There is also a trend coming into play in which the word “demo” is being cast in a bad light – like demos are for amateurs, and that you should never tell a label your recording is a “demo.” In reality, you can call it whatever you like – you can send your demo with a note that says “here’s your pepperoni pizza”, if it makes you feel better. The truth is that the label is going to know exactly what it is, no matter what you call it. Labels don’t frown on demos – that’s how they find new music.
There’s are other dangers in pretending to a label that your recording has been promoted and been selling copies or that it’s a promo and not a demo:
- If you send a label a package and say, “here’s my promo,” a label will think that you’re sending them a promotional copy of an album you’re releasing for them to check out. After all, that’swhat a promo is. If you want the label to know you want them to consider your album for release on THEIR label, calling it a promo doesn’t get your message across.
- A label isn’t interested in releasing an album that has already been sold and promoted.

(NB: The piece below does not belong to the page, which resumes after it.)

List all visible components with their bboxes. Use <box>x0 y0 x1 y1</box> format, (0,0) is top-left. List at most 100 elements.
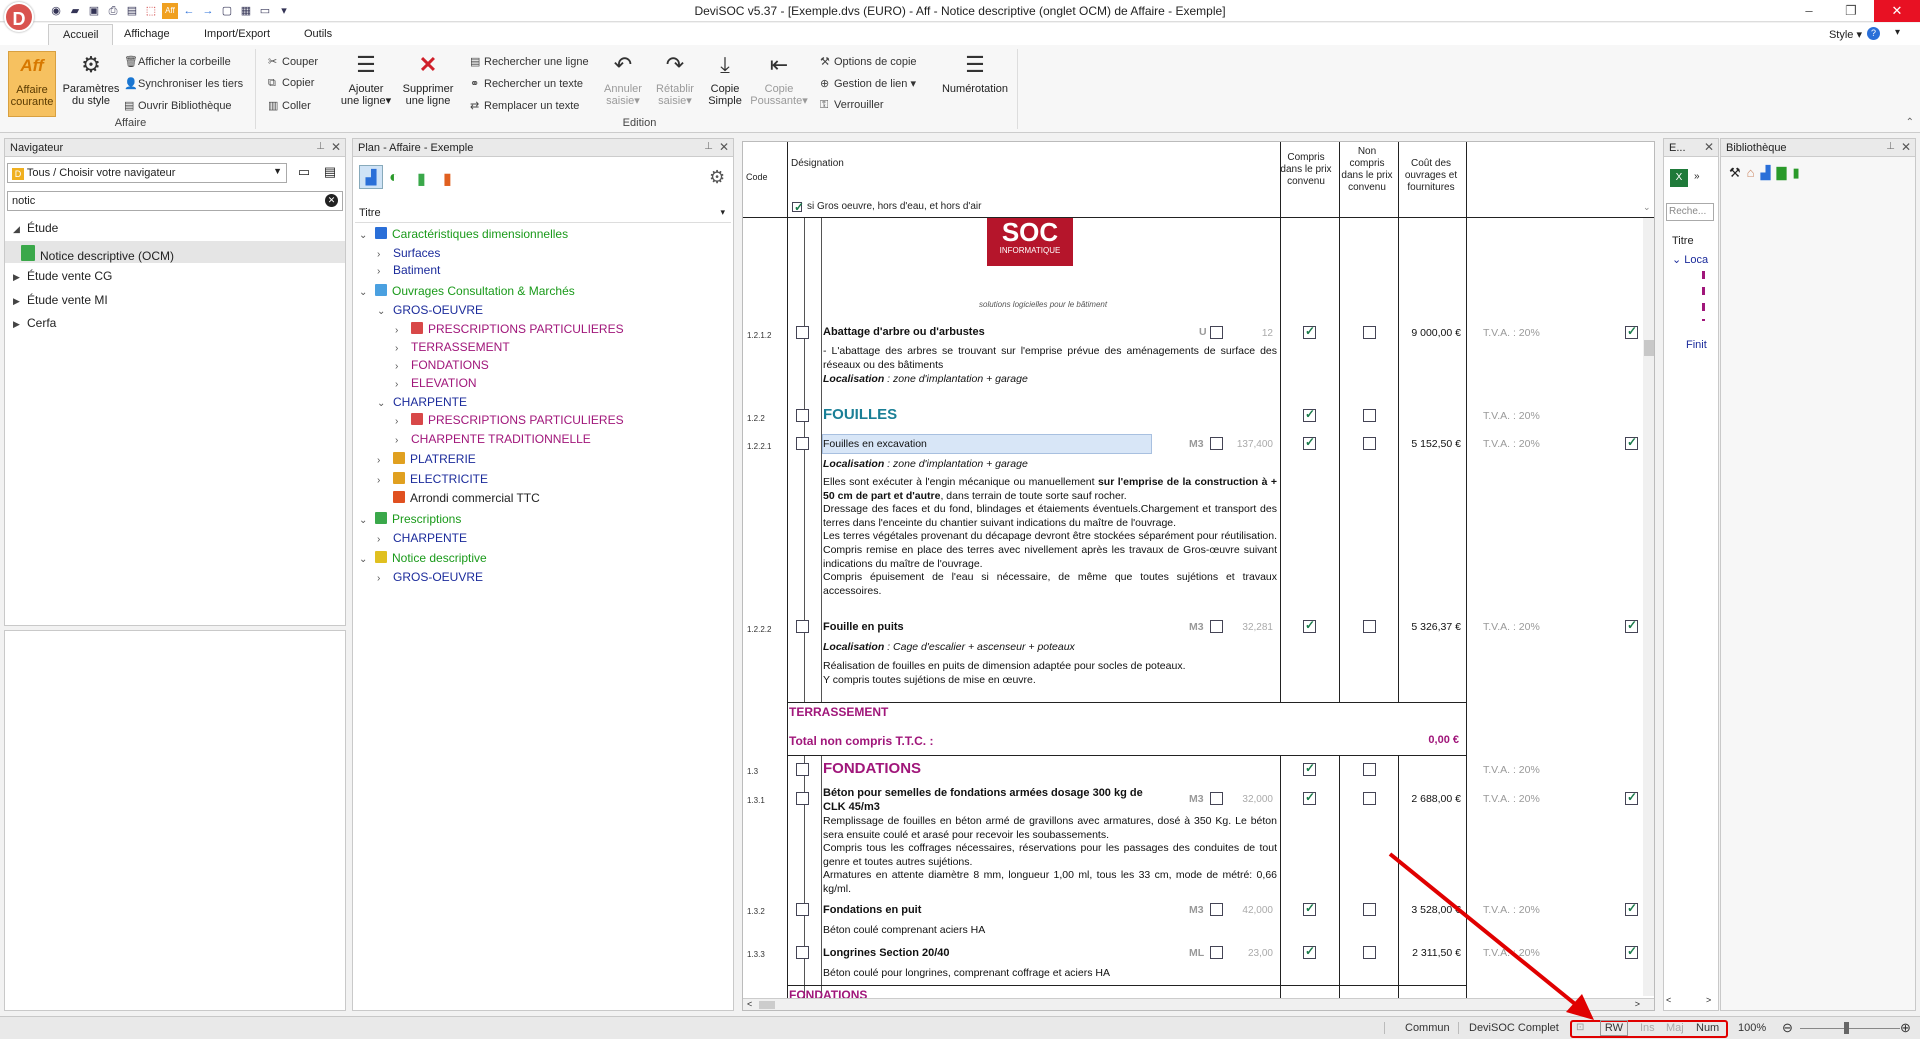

Even if you haven’t really sold a single copy or earned a single review, trying to convince the label that you have only gives them the impression that they won’t be able to drum up any press for the release and that most of the sales have already happened. Sure, if your second album sells millions, they may reissue your first indie release, but otherwise, pretending the demo you’re sending to them has already sold a lot of copies doesn’t help.
The bottom line? Cheap demos that are really demos are perfectly acceptable – and often preferred. I’m a big believer that there is more than one way to get things done in the music industry, but when it comes to demos, it’s really hard to justify trying to gussy them up into something they’re not. Music is expensive enough – you won’t get a good return on investing too much in your demo.